The primary aim was to compare independent and joint performance of retrieving smoking status through different sources, including narrative text processed by natural language processing (NLP), patient-provided information (PPI), and diagnosis codes (ie, International Classification of Diseases, Ninth Revision [ICD-9]). We also compared the performance of retrieving smoking strength information (ie, heavy/light smoker) from narrative text and PPI.
Our study leveraged an existing lung cancer cohort for smoking status, amount, and strength information, which was manually chart-reviewed. On the NLP side, smoking-related electronic medical record (EMR) data were retrieved first. A pattern-based smoking information extraction module was then implemented to extract smoking-related information. After that, heuristic rules were used to obtain smoking status-related information. Smoking information was also obtained from structured data sources based on diagnosis codes and PPI. Sensitivity, specificity, and accuracy were measured using patients with coverage (ie, the proportion of patients whose smoking status/strength can be effectively determined).

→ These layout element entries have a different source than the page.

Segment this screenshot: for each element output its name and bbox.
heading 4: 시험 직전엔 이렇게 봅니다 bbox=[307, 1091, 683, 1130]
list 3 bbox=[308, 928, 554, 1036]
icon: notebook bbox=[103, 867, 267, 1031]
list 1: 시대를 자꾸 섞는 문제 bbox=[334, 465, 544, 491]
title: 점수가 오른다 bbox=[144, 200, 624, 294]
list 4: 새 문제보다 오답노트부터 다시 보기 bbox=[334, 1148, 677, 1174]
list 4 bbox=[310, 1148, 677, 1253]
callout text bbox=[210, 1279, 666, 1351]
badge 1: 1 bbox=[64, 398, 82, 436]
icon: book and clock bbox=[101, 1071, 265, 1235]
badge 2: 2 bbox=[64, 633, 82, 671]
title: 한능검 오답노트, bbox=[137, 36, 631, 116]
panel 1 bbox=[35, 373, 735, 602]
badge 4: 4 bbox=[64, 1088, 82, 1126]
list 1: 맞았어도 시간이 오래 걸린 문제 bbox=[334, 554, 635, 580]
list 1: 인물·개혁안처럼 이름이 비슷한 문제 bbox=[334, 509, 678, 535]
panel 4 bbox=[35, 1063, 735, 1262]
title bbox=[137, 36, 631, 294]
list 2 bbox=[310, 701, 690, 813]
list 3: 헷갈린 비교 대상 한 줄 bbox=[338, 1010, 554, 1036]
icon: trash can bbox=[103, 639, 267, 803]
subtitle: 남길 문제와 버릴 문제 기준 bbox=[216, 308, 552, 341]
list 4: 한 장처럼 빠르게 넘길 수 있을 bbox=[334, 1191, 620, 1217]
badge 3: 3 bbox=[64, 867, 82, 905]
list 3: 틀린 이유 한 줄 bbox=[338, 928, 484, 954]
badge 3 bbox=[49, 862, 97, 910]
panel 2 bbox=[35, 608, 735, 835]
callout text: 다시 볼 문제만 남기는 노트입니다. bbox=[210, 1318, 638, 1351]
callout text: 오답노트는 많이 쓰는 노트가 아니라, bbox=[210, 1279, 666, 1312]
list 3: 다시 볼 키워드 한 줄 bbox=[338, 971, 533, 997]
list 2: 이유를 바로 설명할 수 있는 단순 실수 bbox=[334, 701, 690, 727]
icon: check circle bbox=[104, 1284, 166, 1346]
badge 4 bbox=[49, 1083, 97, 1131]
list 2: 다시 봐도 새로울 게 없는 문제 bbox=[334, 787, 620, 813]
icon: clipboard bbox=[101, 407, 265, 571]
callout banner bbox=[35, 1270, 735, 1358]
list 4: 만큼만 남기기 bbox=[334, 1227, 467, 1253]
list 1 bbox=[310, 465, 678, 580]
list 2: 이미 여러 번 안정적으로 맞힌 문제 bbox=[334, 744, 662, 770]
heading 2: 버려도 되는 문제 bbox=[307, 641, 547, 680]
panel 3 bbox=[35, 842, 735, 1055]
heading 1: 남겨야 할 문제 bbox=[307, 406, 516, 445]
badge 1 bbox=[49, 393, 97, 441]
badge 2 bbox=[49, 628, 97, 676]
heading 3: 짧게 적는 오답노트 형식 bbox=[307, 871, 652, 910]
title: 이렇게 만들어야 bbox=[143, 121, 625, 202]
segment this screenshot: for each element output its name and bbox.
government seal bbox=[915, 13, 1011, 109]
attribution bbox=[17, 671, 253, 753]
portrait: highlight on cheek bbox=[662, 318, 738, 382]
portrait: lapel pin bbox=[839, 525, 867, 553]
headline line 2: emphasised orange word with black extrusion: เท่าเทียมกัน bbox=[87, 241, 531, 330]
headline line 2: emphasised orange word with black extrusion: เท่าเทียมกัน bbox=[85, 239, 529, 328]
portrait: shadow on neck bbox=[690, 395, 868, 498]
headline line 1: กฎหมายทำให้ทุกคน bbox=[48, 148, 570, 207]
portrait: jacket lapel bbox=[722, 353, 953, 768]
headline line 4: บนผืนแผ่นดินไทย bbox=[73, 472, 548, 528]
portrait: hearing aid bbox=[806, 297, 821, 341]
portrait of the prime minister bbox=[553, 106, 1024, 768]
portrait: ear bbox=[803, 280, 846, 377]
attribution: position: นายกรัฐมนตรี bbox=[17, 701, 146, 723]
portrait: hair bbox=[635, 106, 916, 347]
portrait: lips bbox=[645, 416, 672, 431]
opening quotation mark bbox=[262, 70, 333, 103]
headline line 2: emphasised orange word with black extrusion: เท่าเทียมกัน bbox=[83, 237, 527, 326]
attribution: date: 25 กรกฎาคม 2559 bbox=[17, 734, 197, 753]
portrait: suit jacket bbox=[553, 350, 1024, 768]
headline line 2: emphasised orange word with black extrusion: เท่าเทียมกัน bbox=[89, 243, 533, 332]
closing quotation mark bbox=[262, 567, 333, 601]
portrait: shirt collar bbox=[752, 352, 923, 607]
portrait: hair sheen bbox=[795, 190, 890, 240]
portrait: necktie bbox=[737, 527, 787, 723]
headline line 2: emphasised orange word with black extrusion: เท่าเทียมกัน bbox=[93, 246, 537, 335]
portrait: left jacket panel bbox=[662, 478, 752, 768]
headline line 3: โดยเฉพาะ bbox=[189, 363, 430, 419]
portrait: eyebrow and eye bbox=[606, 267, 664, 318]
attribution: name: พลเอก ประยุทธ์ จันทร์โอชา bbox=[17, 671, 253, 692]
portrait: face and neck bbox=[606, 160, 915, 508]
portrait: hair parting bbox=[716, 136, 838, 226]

NLP alone has the best overall performance for smoking status extraction (patient coverage: 0.88; sensitivity: 0.97; specificity: 0.70; accuracy: 0.88); combining PPI with NLP further improved patient coverage to 0.96. ICD-9 does not provide additional improvement to NLP and its combination with PPI. For smoking strength, combining NLP with PPI has slight improvement over NLP alone.

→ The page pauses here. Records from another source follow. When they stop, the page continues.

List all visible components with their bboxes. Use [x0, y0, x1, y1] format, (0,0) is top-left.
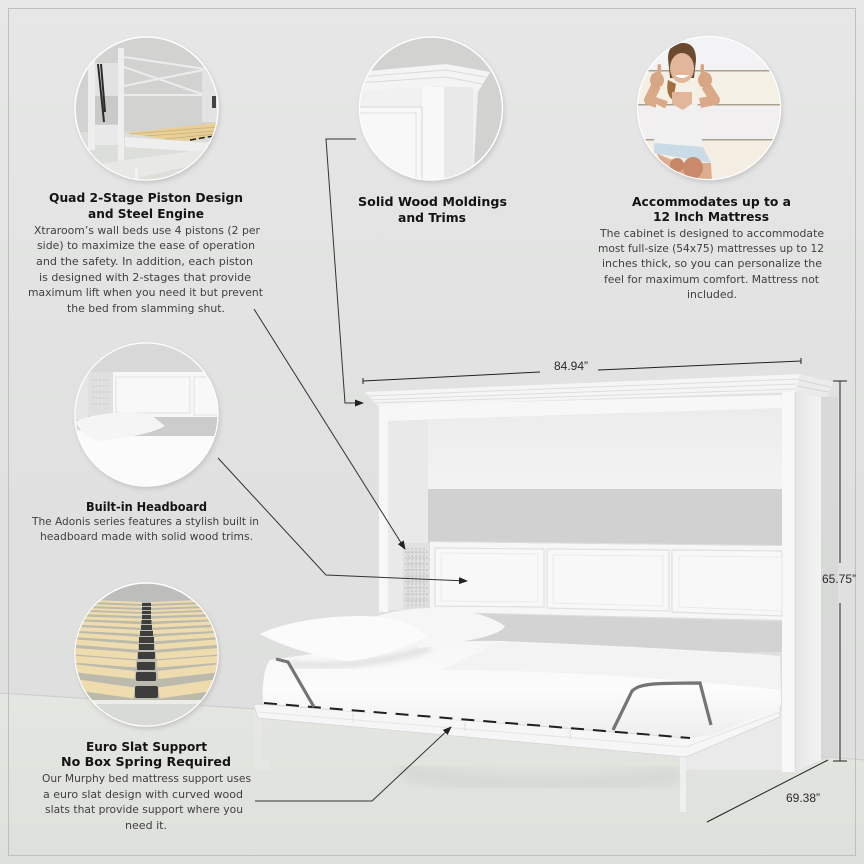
dimension: depth: [707, 760, 828, 822]
mattress: [263, 641, 781, 738]
dimension: height: 65.75”: [822, 572, 856, 586]
body: headboard: headboard made with solid wood trims.: [40, 530, 253, 543]
body: euro slats: Our Murphy bed mattress support uses: [42, 772, 251, 785]
text block: piston design: [28, 190, 264, 315]
body: piston design: is designed with 2-stages that provide: [39, 271, 251, 284]
callout arrow: slats: [255, 727, 451, 801]
body: piston design: the bed from slamming shut.: [67, 302, 225, 315]
circle: moldings: [358, 37, 504, 183]
text block: headboard: [31, 499, 259, 543]
callout arrow: headboard: [218, 458, 467, 581]
heading: headboard: Built-in Headboard: [86, 499, 207, 514]
pillows: [260, 608, 505, 661]
heading: moldings: Solid Wood Moldings: [358, 194, 507, 209]
body: mattress: most full-size (54x75) mattresses up to 12: [598, 242, 824, 255]
dimension: width: 84.94”: [554, 359, 588, 373]
body: mattress: The cabinet is designed to accommodate: [599, 227, 824, 240]
body: euro slats: need it.: [125, 819, 167, 832]
heading: euro slats: No Box Spring Required: [61, 754, 231, 769]
callout arrow: moldings: [326, 139, 363, 403]
bed frame and legs: [254, 704, 782, 812]
heading: moldings: and Trims: [398, 210, 466, 225]
body: euro slats: a euro slat design with curved wood: [43, 788, 243, 801]
wall bed illustration: [254, 374, 838, 812]
body: headboard: The Adonis series features a stylish built in: [31, 515, 259, 528]
heading: piston design: [49, 190, 243, 221]
heading: moldings: [358, 194, 507, 225]
body: mattress: feel for maximum comfort. Mattress not: [604, 273, 820, 286]
body: piston design: maximum lift when you need it but prevent: [28, 286, 264, 299]
dimension: width: [363, 358, 801, 384]
heading: mattress: Accommodates up to a: [632, 194, 791, 209]
heading: euro slats: Euro Slat Support: [86, 739, 207, 754]
circle: piston design: [75, 37, 220, 183]
text block: euro slats: [42, 739, 251, 832]
body: euro slats: [42, 772, 251, 832]
circle: built-in headboard: [75, 343, 220, 489]
circle: euro slats: [72, 583, 222, 729]
headboard with panels: [403, 542, 782, 621]
heading: piston design: Quad 2-Stage Piston Design: [49, 190, 243, 205]
bed cabinet interior: [379, 405, 782, 652]
bed cabinet right pillar: [782, 392, 838, 772]
dimension: height: [822, 381, 856, 761]
body: piston design: [28, 224, 264, 315]
body: piston design: and the safety. In addition, each piston: [36, 255, 253, 268]
body: headboard: [31, 515, 259, 543]
dimension: depth: 69.38”: [786, 791, 820, 805]
body: piston design: side) to maximize the ease of operation: [37, 239, 255, 252]
heading: piston design: and Steel Engine: [88, 206, 204, 221]
mattress straps: [276, 659, 711, 730]
crown molding: [365, 374, 833, 421]
body: mattress: included.: [687, 288, 737, 301]
body: piston design: Xtraroom’s wall beds use 4 pistons (2 per: [34, 224, 260, 237]
callout arrow: pistons: [254, 309, 405, 549]
text block: mattress: [598, 194, 824, 301]
heading: mattress: 12 Inch Mattress: [653, 209, 769, 224]
body: mattress: [598, 227, 824, 301]
heading: mattress: [632, 194, 791, 224]
body: euro slats: slats that provide support where you: [45, 803, 243, 816]
body: mattress: inches thick, so you can personalize the: [602, 257, 822, 270]
circle: mattress woman photo: [637, 36, 782, 182]
heading: euro slats: [61, 739, 231, 769]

These findings suggest that narrative text could serve as a more reliable and comprehensive source for obtaining smoking-related information than structured data sources. PPI, the readily available structured data, could be used as a complementary source for more comprehensive patient coverage.
主要目的是比较通过不同来源检索吸烟状况的独立和联合性能,这些来源包括经自然语言处理(NLP)处理的叙述性文本、患者提供的信息(PPI)和诊断代码(即国际疾病分类第九版[ICD-9])。我们还比较了从叙述性文本和PPI中检索吸烟强度信息(即重度/轻度吸烟者)的性能。

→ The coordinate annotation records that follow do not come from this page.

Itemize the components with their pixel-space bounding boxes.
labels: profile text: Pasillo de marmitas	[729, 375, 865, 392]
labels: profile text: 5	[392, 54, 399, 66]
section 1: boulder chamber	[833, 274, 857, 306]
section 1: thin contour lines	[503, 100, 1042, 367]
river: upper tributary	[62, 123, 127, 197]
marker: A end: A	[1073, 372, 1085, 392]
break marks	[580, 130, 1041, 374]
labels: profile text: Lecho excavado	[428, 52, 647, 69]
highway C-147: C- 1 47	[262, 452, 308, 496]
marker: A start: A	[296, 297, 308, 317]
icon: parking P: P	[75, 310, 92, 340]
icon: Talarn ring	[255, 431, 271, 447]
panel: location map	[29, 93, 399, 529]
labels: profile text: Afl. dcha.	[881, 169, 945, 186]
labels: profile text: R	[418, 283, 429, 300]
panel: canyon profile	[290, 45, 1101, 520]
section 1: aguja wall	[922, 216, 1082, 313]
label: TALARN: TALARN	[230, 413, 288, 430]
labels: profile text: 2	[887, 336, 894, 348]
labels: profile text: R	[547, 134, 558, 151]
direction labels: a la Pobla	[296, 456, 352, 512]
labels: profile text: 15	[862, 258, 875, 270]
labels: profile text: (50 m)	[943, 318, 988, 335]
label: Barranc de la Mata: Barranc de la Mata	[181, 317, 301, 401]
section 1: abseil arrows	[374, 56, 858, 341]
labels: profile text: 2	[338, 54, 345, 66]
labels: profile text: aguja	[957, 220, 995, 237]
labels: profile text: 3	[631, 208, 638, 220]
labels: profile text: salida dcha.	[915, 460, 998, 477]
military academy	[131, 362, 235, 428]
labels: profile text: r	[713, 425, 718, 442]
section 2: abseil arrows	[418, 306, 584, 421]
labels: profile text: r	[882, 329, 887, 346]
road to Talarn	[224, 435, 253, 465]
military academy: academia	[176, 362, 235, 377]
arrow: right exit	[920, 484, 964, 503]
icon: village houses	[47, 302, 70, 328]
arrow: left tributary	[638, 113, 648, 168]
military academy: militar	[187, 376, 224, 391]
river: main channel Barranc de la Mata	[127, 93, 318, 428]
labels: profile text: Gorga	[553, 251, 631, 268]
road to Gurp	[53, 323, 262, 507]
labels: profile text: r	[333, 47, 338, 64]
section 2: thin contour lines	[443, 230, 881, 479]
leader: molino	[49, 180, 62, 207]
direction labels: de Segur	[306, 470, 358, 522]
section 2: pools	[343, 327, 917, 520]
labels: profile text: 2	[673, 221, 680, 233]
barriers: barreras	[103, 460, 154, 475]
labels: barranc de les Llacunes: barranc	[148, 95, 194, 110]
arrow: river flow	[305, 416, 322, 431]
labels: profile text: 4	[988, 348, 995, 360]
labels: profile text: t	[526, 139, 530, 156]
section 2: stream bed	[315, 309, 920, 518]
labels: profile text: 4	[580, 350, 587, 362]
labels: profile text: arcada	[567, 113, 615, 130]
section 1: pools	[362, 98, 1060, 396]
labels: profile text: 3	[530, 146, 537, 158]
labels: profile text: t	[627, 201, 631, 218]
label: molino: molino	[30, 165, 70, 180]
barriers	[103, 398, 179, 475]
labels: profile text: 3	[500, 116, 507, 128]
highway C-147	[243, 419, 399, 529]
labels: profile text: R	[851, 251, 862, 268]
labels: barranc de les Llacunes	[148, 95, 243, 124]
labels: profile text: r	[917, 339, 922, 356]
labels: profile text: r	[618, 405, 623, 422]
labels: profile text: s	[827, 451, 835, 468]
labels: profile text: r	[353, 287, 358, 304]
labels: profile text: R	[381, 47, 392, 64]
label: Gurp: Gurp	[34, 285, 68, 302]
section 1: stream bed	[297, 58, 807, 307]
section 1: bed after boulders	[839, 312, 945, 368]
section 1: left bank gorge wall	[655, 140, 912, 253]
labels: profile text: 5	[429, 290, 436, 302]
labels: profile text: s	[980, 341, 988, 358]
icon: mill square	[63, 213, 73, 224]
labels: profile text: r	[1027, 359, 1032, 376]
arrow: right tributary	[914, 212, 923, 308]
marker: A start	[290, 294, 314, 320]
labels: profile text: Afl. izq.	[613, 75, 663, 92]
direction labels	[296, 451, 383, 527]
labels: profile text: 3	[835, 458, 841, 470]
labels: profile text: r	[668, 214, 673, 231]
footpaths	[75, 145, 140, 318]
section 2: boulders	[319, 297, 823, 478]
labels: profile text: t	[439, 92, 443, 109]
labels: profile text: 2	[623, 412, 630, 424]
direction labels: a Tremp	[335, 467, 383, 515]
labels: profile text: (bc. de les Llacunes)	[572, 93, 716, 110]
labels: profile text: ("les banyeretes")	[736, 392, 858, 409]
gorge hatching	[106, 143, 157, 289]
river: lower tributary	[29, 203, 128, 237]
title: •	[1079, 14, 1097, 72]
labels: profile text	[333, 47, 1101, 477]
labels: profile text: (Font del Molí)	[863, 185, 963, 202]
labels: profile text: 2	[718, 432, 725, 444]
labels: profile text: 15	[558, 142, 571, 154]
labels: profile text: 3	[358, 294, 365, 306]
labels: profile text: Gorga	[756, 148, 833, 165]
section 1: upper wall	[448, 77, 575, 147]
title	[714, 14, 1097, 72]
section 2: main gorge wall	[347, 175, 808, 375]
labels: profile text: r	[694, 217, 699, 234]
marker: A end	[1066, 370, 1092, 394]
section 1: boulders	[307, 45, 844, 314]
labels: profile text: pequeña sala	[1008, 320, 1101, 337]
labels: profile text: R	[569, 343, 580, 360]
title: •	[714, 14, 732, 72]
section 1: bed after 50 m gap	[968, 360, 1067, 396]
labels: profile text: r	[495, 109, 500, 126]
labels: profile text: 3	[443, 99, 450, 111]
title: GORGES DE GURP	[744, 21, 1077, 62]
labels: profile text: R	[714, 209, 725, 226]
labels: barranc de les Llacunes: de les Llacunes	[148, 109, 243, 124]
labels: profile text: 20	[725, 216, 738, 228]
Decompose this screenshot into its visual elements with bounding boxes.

我们的研究利用了一个现有的肺癌队列,以获取吸烟状况、数量和强度信息,并进行了人工图表审查。在NLP方面,首先检索与吸烟相关的电子病历(EMR)数据。然后实施基于模式的吸烟信息提取模块来提取与吸烟相关的信息。之后,使用启发式规则获取与吸烟状况相关的信息。吸烟信息也从基于诊断代码和PPI的结构化数据源中获取。使用有覆盖范围的患者(即吸烟状况/强度可有效确定的患者比例)来测量敏感性、特异性和准确性。
仅NLP在吸烟状况提取方面具有最佳的总体性能(患者覆盖范围:0.88;敏感性:0.97;特异性:0.70;准确性:0.88);将PPI与NLP相结合可进一步将患者覆盖范围提高到0.96。ICD-9对NLP及其与PPI的组合没有提供额外的改进。对于吸烟强度,将NLP与PPI相结合比单独使用NLP略有改进。
这些发现表明,与结构化数据源相比,叙述性文本可以作为获取吸烟相关信息的更可靠和全面的来源。PPI作为易于获得的结构化数据,可以用作补充来源,以实现更全面的患者覆盖。